The ordinance, endorsed yesterday with a 3-2 vote, would levy RIM fees on residential and commercial builders. Adoption is scheduled next week.

Counties and cities use RIM fees to upgrade roads to handle increased traffic. RIM fee revenue pays for new roads and road expansion not for repairs such as filling potholes or re-paving.

Under the proposed Calaveras ordinance, the fee would be $3,300 per single-family home and $2,400 per apartment, duplex or condo unit.

Commercial fees would vary depending on the business. For example: $1.90 for each square foot of a 10,000-square-feet retail center.

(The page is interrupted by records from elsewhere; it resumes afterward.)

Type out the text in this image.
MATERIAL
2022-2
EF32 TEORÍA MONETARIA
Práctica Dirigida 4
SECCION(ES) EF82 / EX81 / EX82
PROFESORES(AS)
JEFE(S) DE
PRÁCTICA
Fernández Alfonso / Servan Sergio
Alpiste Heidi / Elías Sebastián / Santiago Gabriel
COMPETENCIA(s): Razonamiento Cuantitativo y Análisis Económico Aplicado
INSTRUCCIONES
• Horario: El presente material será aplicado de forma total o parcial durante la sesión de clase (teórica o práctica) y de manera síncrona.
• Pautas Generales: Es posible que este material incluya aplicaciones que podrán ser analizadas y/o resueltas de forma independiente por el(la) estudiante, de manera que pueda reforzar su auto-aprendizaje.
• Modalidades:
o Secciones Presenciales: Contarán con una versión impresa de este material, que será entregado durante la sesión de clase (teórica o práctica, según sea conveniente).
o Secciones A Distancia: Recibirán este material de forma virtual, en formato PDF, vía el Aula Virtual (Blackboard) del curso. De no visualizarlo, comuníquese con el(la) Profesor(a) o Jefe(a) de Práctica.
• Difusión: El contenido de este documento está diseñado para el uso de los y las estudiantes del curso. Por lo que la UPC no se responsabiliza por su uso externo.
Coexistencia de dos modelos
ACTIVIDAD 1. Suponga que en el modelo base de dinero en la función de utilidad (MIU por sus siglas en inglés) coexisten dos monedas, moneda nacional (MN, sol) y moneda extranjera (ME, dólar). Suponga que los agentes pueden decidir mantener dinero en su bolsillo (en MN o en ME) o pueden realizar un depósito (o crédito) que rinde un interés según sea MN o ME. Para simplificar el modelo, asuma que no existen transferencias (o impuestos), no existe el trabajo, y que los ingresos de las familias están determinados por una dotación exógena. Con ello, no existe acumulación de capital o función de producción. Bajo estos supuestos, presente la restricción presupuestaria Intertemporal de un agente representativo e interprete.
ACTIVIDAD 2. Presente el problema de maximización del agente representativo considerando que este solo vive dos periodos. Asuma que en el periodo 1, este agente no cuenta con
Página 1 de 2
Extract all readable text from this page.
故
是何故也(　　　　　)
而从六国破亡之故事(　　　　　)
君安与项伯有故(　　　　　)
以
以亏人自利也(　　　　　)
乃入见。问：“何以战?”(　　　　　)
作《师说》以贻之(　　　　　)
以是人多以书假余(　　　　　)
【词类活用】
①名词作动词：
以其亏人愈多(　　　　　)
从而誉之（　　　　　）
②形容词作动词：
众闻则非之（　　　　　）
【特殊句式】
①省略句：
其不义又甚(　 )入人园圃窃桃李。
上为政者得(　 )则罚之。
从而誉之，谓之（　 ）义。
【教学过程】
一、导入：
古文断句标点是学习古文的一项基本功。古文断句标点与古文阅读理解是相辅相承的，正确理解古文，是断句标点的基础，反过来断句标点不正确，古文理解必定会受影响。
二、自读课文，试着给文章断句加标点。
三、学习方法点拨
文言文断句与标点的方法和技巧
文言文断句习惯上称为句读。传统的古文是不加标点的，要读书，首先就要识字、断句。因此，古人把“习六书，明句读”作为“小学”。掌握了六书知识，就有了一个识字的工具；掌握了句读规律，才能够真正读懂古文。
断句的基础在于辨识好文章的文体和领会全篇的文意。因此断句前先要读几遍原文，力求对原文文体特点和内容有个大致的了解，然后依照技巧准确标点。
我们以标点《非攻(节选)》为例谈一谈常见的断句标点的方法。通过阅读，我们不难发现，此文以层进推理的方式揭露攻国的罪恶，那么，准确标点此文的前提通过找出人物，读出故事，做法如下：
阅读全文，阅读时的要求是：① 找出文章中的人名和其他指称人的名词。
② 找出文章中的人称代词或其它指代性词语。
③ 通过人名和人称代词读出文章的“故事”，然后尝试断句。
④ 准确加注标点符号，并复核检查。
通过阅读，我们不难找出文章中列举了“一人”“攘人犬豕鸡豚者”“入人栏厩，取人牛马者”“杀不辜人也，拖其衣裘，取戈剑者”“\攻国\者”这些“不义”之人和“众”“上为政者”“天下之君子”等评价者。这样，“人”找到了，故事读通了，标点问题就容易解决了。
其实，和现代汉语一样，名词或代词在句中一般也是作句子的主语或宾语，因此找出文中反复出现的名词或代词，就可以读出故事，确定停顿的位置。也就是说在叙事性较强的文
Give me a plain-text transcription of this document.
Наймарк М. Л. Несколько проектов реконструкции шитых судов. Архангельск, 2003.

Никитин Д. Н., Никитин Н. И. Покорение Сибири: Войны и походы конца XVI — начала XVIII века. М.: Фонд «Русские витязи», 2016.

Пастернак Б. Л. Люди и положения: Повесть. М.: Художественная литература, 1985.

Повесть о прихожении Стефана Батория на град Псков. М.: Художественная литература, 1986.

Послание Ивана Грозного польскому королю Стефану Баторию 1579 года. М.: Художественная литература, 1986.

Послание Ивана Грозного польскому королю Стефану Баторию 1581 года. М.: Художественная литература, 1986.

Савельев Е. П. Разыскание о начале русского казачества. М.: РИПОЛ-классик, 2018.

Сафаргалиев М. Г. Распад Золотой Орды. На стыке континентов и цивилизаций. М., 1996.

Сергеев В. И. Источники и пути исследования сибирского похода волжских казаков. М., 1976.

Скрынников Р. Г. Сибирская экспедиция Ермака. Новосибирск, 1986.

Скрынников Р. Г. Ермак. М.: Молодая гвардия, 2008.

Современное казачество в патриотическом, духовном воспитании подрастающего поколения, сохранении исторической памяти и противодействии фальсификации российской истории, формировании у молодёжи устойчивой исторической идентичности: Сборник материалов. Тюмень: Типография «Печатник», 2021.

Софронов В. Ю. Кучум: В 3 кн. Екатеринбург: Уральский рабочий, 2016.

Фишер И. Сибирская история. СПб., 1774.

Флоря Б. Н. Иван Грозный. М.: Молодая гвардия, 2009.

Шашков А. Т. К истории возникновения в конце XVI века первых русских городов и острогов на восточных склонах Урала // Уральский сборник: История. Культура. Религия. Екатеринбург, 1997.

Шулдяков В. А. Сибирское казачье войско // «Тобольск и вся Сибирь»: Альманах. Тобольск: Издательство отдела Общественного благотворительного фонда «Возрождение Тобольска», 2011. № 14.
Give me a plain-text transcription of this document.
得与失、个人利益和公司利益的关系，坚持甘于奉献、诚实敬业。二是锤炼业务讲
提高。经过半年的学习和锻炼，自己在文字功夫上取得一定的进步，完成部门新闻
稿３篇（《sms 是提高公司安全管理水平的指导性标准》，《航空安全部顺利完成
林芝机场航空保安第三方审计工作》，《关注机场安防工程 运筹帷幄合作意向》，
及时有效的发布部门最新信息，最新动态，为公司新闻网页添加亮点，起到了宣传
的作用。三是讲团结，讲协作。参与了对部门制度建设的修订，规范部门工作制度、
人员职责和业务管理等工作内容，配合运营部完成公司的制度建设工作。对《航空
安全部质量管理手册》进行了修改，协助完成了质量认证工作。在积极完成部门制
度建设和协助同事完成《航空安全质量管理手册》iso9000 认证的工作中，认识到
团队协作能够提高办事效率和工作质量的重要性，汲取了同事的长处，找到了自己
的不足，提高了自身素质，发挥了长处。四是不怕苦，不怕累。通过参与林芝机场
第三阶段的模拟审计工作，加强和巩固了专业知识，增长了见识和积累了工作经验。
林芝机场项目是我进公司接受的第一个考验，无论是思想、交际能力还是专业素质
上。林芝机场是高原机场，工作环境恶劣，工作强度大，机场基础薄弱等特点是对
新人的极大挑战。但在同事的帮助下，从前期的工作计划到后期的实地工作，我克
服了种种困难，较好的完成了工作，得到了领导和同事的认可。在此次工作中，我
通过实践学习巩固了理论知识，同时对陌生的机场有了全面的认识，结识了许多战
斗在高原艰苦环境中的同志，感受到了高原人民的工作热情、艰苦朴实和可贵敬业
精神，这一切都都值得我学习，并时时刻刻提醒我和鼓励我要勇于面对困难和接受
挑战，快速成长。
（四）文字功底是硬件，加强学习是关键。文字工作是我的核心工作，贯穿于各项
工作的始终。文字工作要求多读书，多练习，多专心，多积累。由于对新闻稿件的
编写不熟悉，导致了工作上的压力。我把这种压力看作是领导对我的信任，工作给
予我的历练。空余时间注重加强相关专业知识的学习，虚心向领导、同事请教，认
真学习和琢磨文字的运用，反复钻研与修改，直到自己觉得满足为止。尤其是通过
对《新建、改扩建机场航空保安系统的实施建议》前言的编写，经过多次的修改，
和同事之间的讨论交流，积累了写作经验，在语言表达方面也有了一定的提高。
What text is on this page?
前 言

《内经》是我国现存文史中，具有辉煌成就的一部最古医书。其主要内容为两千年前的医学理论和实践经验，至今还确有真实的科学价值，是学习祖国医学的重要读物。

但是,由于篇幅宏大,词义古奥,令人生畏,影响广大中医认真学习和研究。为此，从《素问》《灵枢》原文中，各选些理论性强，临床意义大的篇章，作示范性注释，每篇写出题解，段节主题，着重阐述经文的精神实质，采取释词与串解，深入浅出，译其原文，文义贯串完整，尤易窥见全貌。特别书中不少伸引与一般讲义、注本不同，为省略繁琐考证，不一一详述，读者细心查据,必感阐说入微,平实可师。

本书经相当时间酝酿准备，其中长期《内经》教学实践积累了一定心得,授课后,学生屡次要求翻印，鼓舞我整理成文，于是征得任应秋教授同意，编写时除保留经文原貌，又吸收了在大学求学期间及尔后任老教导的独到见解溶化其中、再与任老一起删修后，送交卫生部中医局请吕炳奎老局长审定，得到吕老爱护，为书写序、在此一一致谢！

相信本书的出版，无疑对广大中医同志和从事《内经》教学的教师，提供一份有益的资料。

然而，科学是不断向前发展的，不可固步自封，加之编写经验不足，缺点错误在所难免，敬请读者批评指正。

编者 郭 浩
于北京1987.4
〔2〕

The ordinance also calls for the Calaveras Council of Governments the agency overseeing creation of the RIM fees to work out the details of a new tax to pay for more road work.

Last December, supervisors voted 3-2 to introduce a RIM fee ordinance under which would have exempted commercial development.

But Supervisor Lucy Thein later changed her vote, and the ordinance died.

Yesterday, it was supervisors Thein, Merita Callaway and Victoria Erickson who voted in favor of the new proposal.

Supervisors Paul Stein and Tom Tryon voted against it.

Stein argued that commercial developers should have the option of paying RIM fees in advance, or paying them after their businesses are established.

"The cost of this could be so exorbitant, it might drive them away," Stein said.

But Erickson said it's wrong to argue that commercial RIM fees discourage growth because, even without RIM fees, the county hasn't attracted many new businesses, she said.

"I think the reason we don't have commercial development is because we don't go out proactively to get it, and we haven't been friendly to them when they've knocked on our door," she said.